| Discover highlights a new topic every quarter:
Winter 2003 ||--> Spirit of the Holidays
This classic piece of inspirational literature by Francis P. Church
was written in response to an 8 year old girl named Virginia who wrote
the The Sun newspaper in 1897 saying, "Some of my little
friends say there is no Santa Claus. Papa says 'If you see it in The
Sun it’s so.' Please tell me the truth; is there a Santa
Claus?"
Virginia, your little friends are wrong. They have been affected by
the skepticism of a skeptical age. They do not believe except they see.

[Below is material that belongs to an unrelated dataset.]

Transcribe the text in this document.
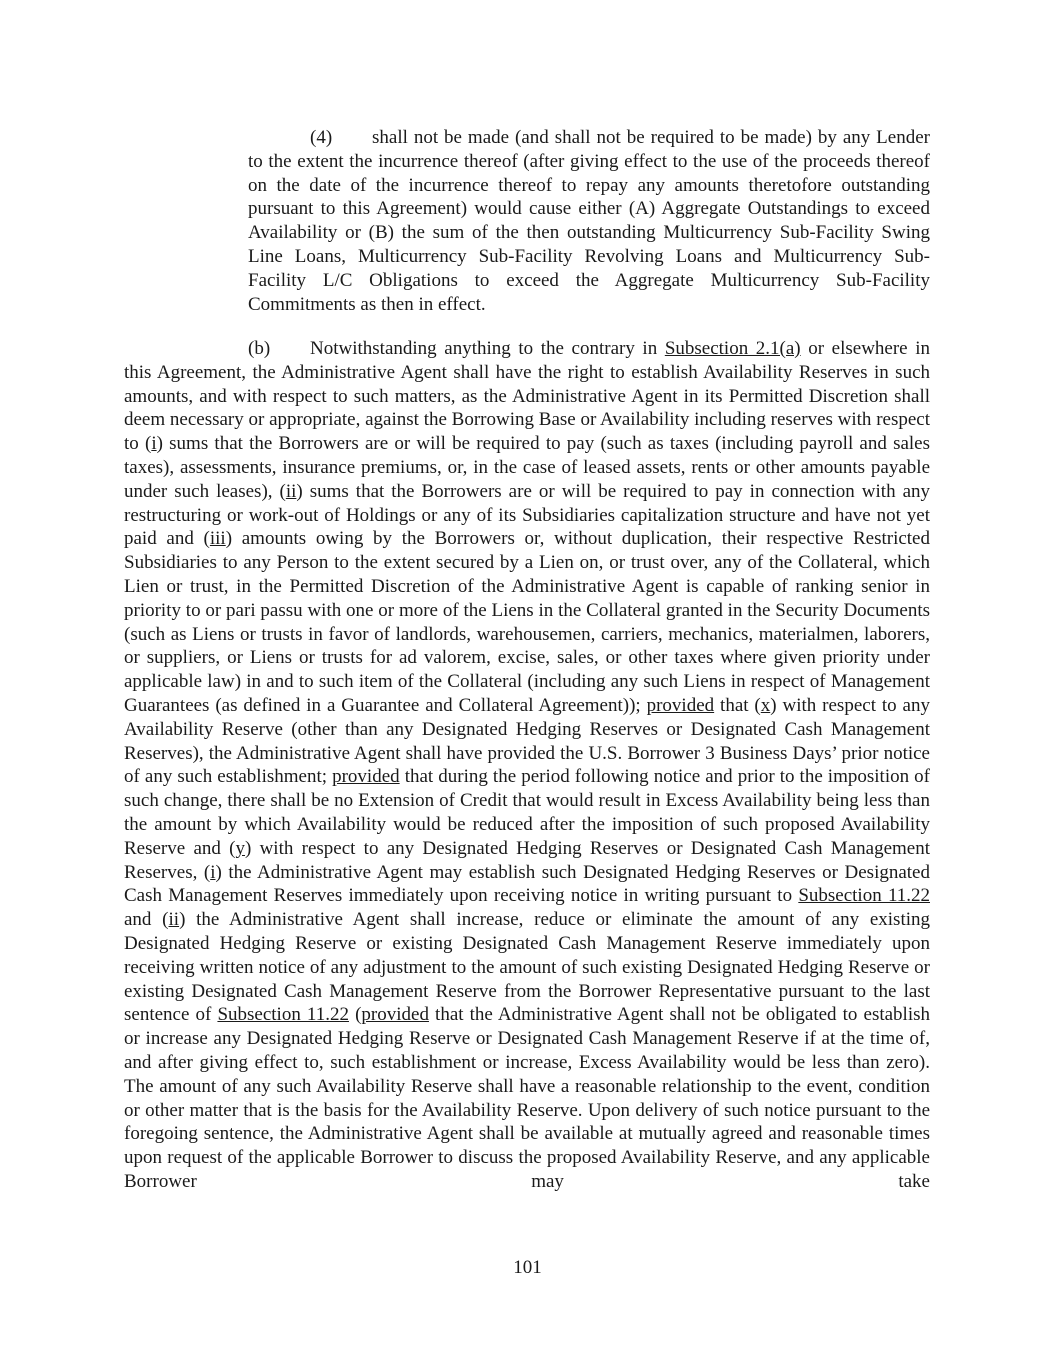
(4) shall not be made (and shall not be required to be made) by any Lender to the extent the incurrence thereof (after giving effect to the use of the proceeds thereof on the date of the incurrence thereof to repay any amounts theretofore outstanding pursuant to this Agreement) would cause either (A) Aggregate Outstandings to exceed Availability or (B) the sum of the then outstanding Multicurrency Sub-Facility Swing Line Loans, Multicurrency Sub-Facility Revolving Loans and Multicurrency Sub-Facility L/C Obligations to exceed the Aggregate Multicurrency Sub-Facility Commitments as then in effect.
(b) Notwithstanding anything to the contrary in Subsection 2.1(a) or elsewhere in this Agreement, the Administrative Agent shall have the right to establish Availability Reserves in such amounts, and with respect to such matters, as the Administrative Agent in its Permitted Discretion shall deem necessary or appropriate, against the Borrowing Base or Availability including reserves with respect to (i) sums that the Borrowers are or will be required to pay (such as taxes (including payroll and sales taxes), assessments, insurance premiums, or, in the case of leased assets, rents or other amounts payable under such leases), (ii) sums that the Borrowers are or will be required to pay in connection with any restructuring or work-out of Holdings or any of its Subsidiaries capitalization structure and have not yet paid and (iii) amounts owing by the Borrowers or, without duplication, their respective Restricted Subsidiaries to any Person to the extent secured by a Lien on, or trust over, any of the Collateral, which Lien or trust, in the Permitted Discretion of the Administrative Agent is capable of ranking senior in priority to or pari passu with one or more of the Liens in the Collateral granted in the Security Documents (such as Liens or trusts in favor of landlords, warehousemen, carriers, mechanics, materialmen, laborers, or suppliers, or Liens or trusts for ad valorem, excise, sales, or other taxes where given priority under applicable law) in and to such item of the Collateral (including any such Liens in respect of Management Guarantees (as defined in a Guarantee and Collateral Agreement)); provided that (x) with respect to any Availability Reserve (other than any Designated Hedging Reserves or Designated Cash Management Reserves), the Administrative Agent shall have provided the U.S. Borrower 3 Business Days’ prior notice of any such establishment; provided that during the period following notice and prior to the imposition of such change, there shall be no Extension of Credit that would result in Excess Availability being less than the amount by which Availability would be reduced after the imposition of such proposed Availability Reserve and (y) with respect to any Designated Hedging Reserves or Designated Cash Management Reserves, (i) the Administrative Agent may establish such Designated Hedging Reserves or Designated Cash Management Reserves immediately upon receiving notice in writing pursuant to Subsection 11.22 and (ii) the Administrative Agent shall increase, reduce or eliminate the amount of any existing Designated Hedging Reserve or existing Designated Cash Management Reserve immediately upon receiving written notice of any adjustment to the amount of such existing Designated Hedging Reserve or existing Designated Cash Management Reserve from the Borrower Representative pursuant to the last sentence of Subsection 11.22 (provided that the Administrative Agent shall not be obligated to establish or increase any Designated Hedging Reserve or Designated Cash Management Reserve if at the time of, and after giving effect to, such establishment or increase, Excess Availability would be less than zero). The amount of any such Availability Reserve shall have a reasonable relationship to the event, condition or other matter that is the basis for the Availability Reserve. Upon delivery of such notice pursuant to the foregoing sentence, the Administrative Agent shall be available at mutually agreed and reasonable times upon request of the applicable Borrower to discuss the proposed Availability Reserve, and any applicable Borrower may take
101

They think that nothing can be which is not comprehensible by their
little minds. All minds, Virginia, whether they be men’s or children’s
are little. In this great universe of ours man is a mere insect, an
ant, in his intellect, as compared with the boundless world about him,
as measured by the intelligence capable of grasping the whole of truth
and knowledge.
Yes, Virginia, there is a Santa Claus. He exists as certainly as love
and generosity and devotion exist, and you know that they abound and
give to your life its highest beauty and joy. Alas! how dreary would
be the world if there were no Santa Claus. It would be as dreary as
if there were no Virginias. There would be no childlike faith then,
no poetry, no romance to make tolerable this existence. We should have
no enjoyment, except in sense and sight. The eternal light with which
childhood fills the world would be extinguished.
Not believe in Santa Claus! You might as well not believe in fairies!
.... The most real things in the world are those that neither children
nor men can see. Did you ever see fairies dancing on the lawn? Of course
not, but that’s no proof that they are not there. Nobody can conceive
or imagine all the wonders there are unseen and unseeable in the world.
You may tear apart the baby’s rattle and see what makes the
noise inside, but there is a veil covering the unseen world which not
the strongest man ... could tear apart. Only faith, fancy, poetry, love,
romance, can push aside that curtain and view ... (the) beauty and glory
beyond. Is it all real? Ah, Virginia, in all this world there is nothing
else real and abiding.
No Santa Claus! Thank God! he lives, and he lives forever. A thousand
years from now, Virginia, nay, ten times ten thousand years from now,
he will continue to make glad the heart of childhood.